«Jusqu'en 1848, les lois et les arrêtés
relatifs à l'enseignement n'avaient jamais fait mention d'une
facon spécifique de l'instruction des jeunes filles... A
partir de 1848, on commença à prendre en considération
l'éducation des filles et l'arrivée des religieuses
françaises en 1864 aida beaucoup au développement
de l'enseignement féminin» (1)
Maurice Dartigue
Répondant comme pour les services sociaux à un besoin
impérieux et fondamental auquel, tout compte fait, l'Etat
semble résolument faire la sourde oreille, très tôt,
se dessinera en Haïti, par le biais de l'initiative privée,
un engouement tout féminin pour l'éducation, lequel
en s'accroissant, tendra au fil du temps à faire de ce domaine
également riche de retombées sociales, un nécessaire
apanage. La liste est longue, en effet, de ces femmes qui s'y sont
engagées et dont il serait injuste de ne pas retenir quelques
noms:
Marie Jeanne Mazère, dame Pélagie Varin, qu'à
sa mort en octobre 1817 l'Abeille haïtienne présente
comme «l'une des plus anciennes institutrices de Port-au-Prince»;
Charlotte Létang-Labossière (Mme Altidor Varret),
1819-1901 qui fonda chez elle, dans la ville des Cayes, une école
maternelle et primaire qu'elle dirigera toute sa vie;
Cléo Rameau, encore aux Cayes, qui prendra vers 1860
la succession de l'école de Mme Saint-Clair de Brenneville
puis la direction du Pensionnat national de demoiselles des Cayes;
Marie-Rose Léodille Delaunay (Mme Belmour-Lepine),
1827 -1906, qui fonde en 1850 une école mixte et l'Institution
Mont-Carmel, le meilleur établissement secondaire laïque
d'Haïti qu'elle dirige de main de maître jusqu'en 1903;
Antoinette Dessalines (Antoinette Pierrot), fille adoptive
de Claire-Heureuse, dont une école de filles à Saint-Marc
porte encore le nom en témoignage du don total qu'elle a
fait d'elle à l'enseignement;
Mme Etienne Bourand (Annie Desroy) (1891 -1957), qui nous
dotera en 1934 du premier collège féminin du pays,
le Centre d'Etudes Universitaires d'Haïti.

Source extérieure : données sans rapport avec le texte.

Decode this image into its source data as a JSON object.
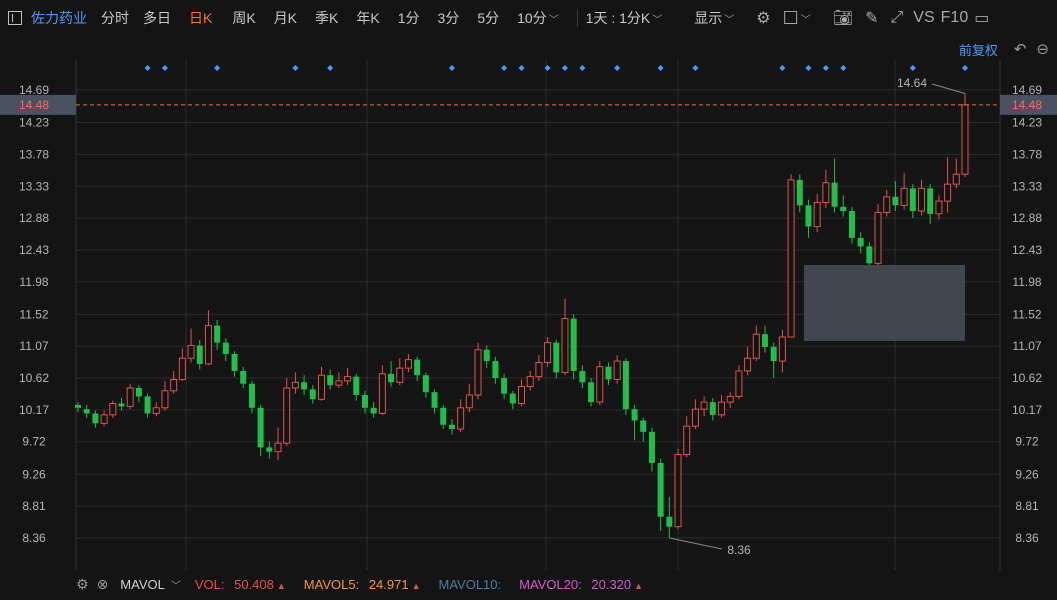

Ce collège
qui offre alors des cours d'anglais, d'espagnol, de sténo-dactylo,
de coupe, d'art ménager, de solfège et de chant...
survit très peu à sa fondation;
On peut encore citer Caroline Chauveau, Erima Guignard,
Mme Lucie Paret, Célie Lilavois, Eugénie
Pierre, autant de noms aujourd'hui enfouis, et qui, à
une époque où l'absence d'encadrement conférait
à l'enseignement une allure de défi —l'École
normale n'ouvrira ses portes qu'en 1914!—, se sont distinguées,
par leur engagement à faire de l'éducation un véritable
sacerdoce, maintenant haut un flambeau que plus près de nous
entretiendront avec une ardeur renouvelée Fortuna Guéry,
Rose Lhérisson-Michel, Marie-Thérèse
Colimon-Hall parmi tant d'autres.
(1) Maurice Dartigue, L'Enseignement en Haïti (1804 - 1938)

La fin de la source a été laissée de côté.